Illinois State Geological Survey, Champaign, IL.


     Current estimates of original coal resources for Illinois total over 225 billion tons.  Over nearly a decade the ISGS has been part of a program sponsored by the U.S. Geological Survey to examine the availability for future mining of major coal seams in the US. The criteria used to define available and restricted resources include rules based on interviews with mining companies and observations of mining practice.  “Available coal” as defined, means that the surface land-use and geologic conditions related to mining the deposit (e.g. thickness, depth, in-place tonnage, stability of bedrock overburden) are comparable with coals currently being mined in the state.
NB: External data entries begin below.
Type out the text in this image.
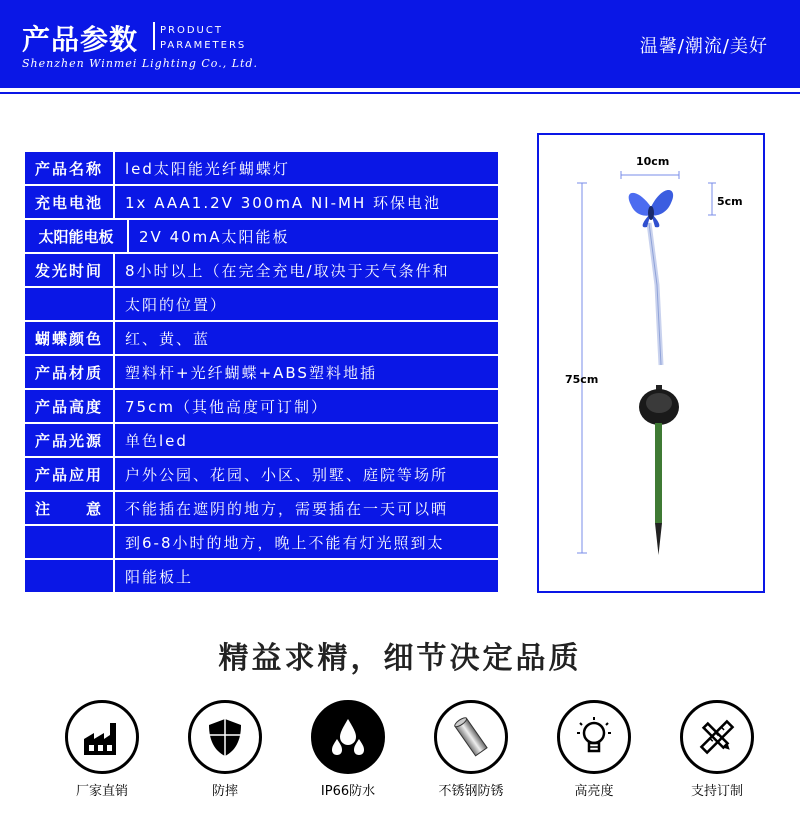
产品参数 PRODUCT
PARAMETERS
Shenzhen Winmei Lighting Co., Ltd.
温馨/潮流/美好
产品名称	led太阳能光纤蝴蝶灯
充电电池	1x AAA1.2V 300mA NI-MH 环保电池
太阳能电板	2V 40mA太阳能板
发光时间	8小时以上（在完全充电/取决于天气条件和
太阳的位置）
蝴蝶颜色	红、黄、蓝
产品材质	塑料杆+光纤蝴蝶+ABS塑料地插
产品高度	75cm（其他高度可订制）
产品光源	单色led
产品应用	户外公园、花园、小区、别墅、庭院等场所
注 意	不能插在遮阴的地方，需要插在一天可以晒
到6-8小时的地方，晚上不能有灯光照到太
阳能板上
10cm
5cm
75cm
精益求精，细节决定品质
厂家直销	防摔	IP66防水	不锈钢防锈	高亮度	支持订制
     8 major seams have been examined, the Danville, Jamestown, Herrin, Springfield, Colchester, Dekoven, Davis, and Seelyville Coals, which contain 221 billion tons of original resources.  Of these combined resources, 96 billion tons are identified as available for mining and 7 billion tons as available with potential restrictions that make these resources less desirable for mining.

     Technological factors (geologic conditions and economic parameters such as size of reserve block) are the major restriction to mining, and restrict almost 43% of these combined resources.  Land-use factors (e.g. towns, highways) restrict 5% of the resources.  Whether or not the resources of these coals are ultimately mined is still dependent upon a variety of other factors that were beyond the scope of these studies to assess.